Second, was to pop the bubble deliberately and watch the curved stream revert to a vertical one. As predicted, it is easily verified. It does seem as though the effect is only just below the surface even though the stream starts to curve way deeper, which may be caused by a micro bubble influencing the one below it. Possibly setting up streamlines in the fluid.

Hence, I am still left with no exact reason for the curved stream.

What detergents are used by your housekeeper when cleaning the glass?

I have asked the butler, but he says he will have to ask the night shift when they arrive.

 

[Baluncore]

Hence, I am still left with no exact reason for the curved stream.

I agree with what you write, but I think we need to look more closely at the circulating cell below the bubble, and the density variation within that cell.
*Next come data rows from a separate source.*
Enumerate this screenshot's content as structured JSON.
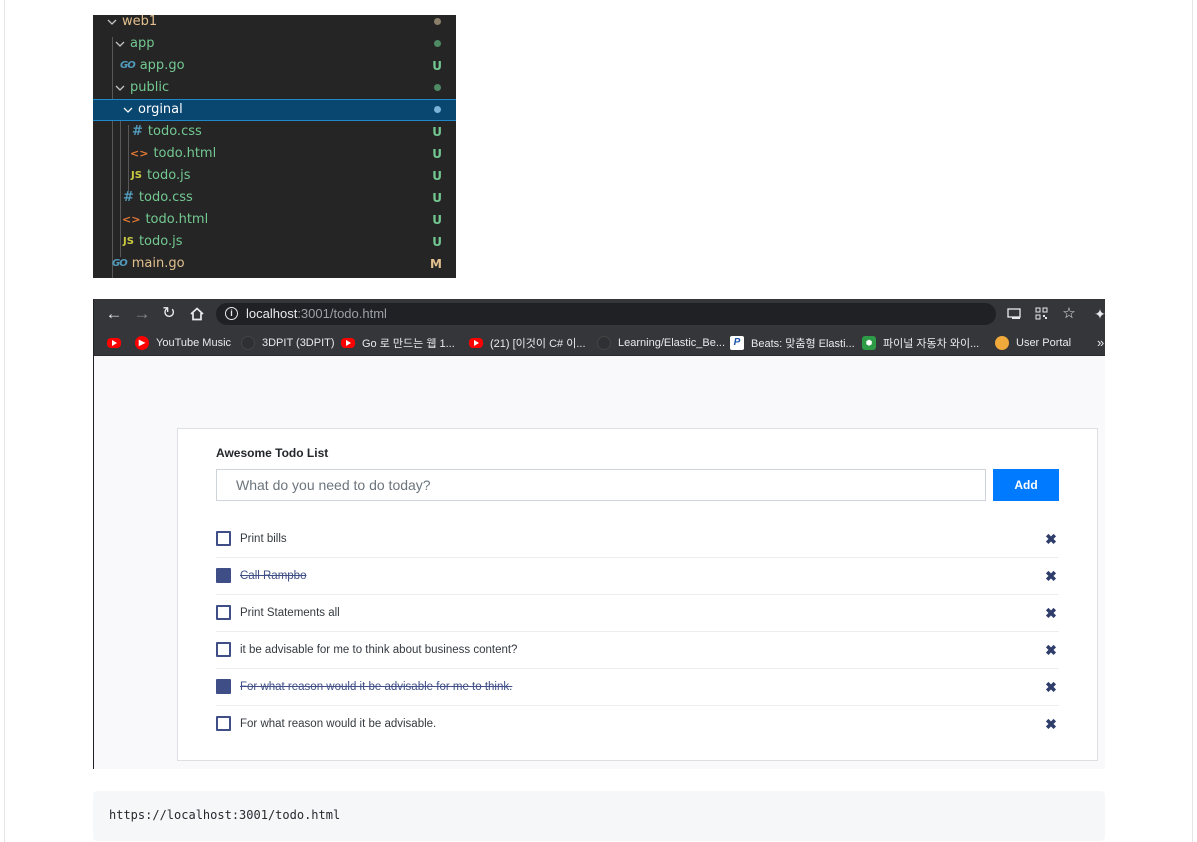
{
  "explorer": {
    "rows": [
      {
        "label": "web1",
        "icon": "chevron-down-icon",
        "status": "dot"
      },
      {
        "label": "app",
        "icon": "chevron-down-icon",
        "status": "dot"
      },
      {
        "label": "app.go",
        "icon": "go-file-icon",
        "icon_text": "GO",
        "status": "U"
      },
      {
        "label": "public",
        "icon": "chevron-down-icon",
        "status": "dot"
      },
      {
        "label": "orginal",
        "icon": "chevron-down-icon",
        "status": "dot"
      },
      {
        "label": "todo.css",
        "icon": "css-file-icon",
        "icon_text": "#",
        "status": "U"
      },
      {
        "label": "todo.html",
        "icon": "html-file-icon",
        "icon_text": "<>",
        "status": "U"
      },
      {
        "label": "todo.js",
        "icon": "js-file-icon",
        "icon_text": "JS",
        "status": "U"
      },
      {
        "label": "todo.css",
        "icon": "css-file-icon",
        "icon_text": "#",
        "status": "U"
      },
      {
        "label": "todo.html",
        "icon": "html-file-icon",
        "icon_text": "<>",
        "status": "U"
      },
      {
        "label": "todo.js",
        "icon": "js-file-icon",
        "icon_text": "JS",
        "status": "U"
      },
      {
        "label": "main.go",
        "icon": "go-file-icon",
        "icon_text": "GO",
        "status": "M"
      }
    ],
    "colors": {
      "untracked": "#73c991",
      "modified": "#e2c08d",
      "selected_bg": "#094771"
    }
  },
  "browser": {
    "url_host": "localhost",
    "url_rest": ":3001/todo.html",
    "bookmarks": [
      {
        "label": "",
        "icon": "youtube-icon"
      },
      {
        "label": "YouTube Music",
        "icon": "youtube-music-icon"
      },
      {
        "label": "3DPIT (3DPIT)",
        "icon": "github-icon"
      },
      {
        "label": "Go 로 만드는 웹 1...",
        "icon": "youtube-icon"
      },
      {
        "label": "(21) [이것이 C# 이...",
        "icon": "youtube-icon"
      },
      {
        "label": "Learning/Elastic_Be...",
        "icon": "github-icon"
      },
      {
        "label": "Beats: 맞춤형 Elasti...",
        "icon": "p-bookmark-icon"
      },
      {
        "label": "파이널 자동차 와이...",
        "icon": "hexagon-icon"
      },
      {
        "label": "User Portal",
        "icon": "user-portal-icon"
      }
    ]
  },
  "todo": {
    "title": "Awesome Todo List",
    "input_placeholder": "What do you need to do today?",
    "add_label": "Add",
    "items": [
      {
        "text": "Print bills",
        "completed": false
      },
      {
        "text": "Call Rampbo",
        "completed": true
      },
      {
        "text": "Print Statements all",
        "completed": false
      },
      {
        "text": "it be advisable for me to think about business content?",
        "completed": false
      },
      {
        "text": "For what reason would it be advisable for me to think.",
        "completed": true
      },
      {
        "text": "For what reason would it be advisable.",
        "completed": false
      }
    ],
    "accent_color": "#3f4e86",
    "button_color": "#007bff"
  },
  "code": {
    "text": "https://localhost:3001/todo.html"
  }
}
I am reasonably certain that the bottom of a large bubble is flat, but with a peripheral meniscus.

The fact that the miscible oil-alcohol mix, can be seen moving in the fluid, (due to differences in refractive index), tells me that the composition of the fluid must therefore vary. One complexity is the sugar content of the tonic water, and of the gin, both of which can alter both RI and density. I am wondering if the curved-bubble-train effect disappears after being shaken or stirred, if the Gin is somehow immiscible and layered in the tonic water or dilute carbonic acid. That layering may be disrupted by the rising bubbles of CO₂.

Maybe I should start compiling a list of RIs and Dords for the juniper oil and Geneva alcohol involved. https://en.wikipedia.org/wiki/Dord

Unfortunately, I only have access to the cheap 'Gedanken Brand' of Gin here, so will need an invitation to visit an hospitable friend, one with an experimental scientific bent, who is willing to establish a research team to advance the science.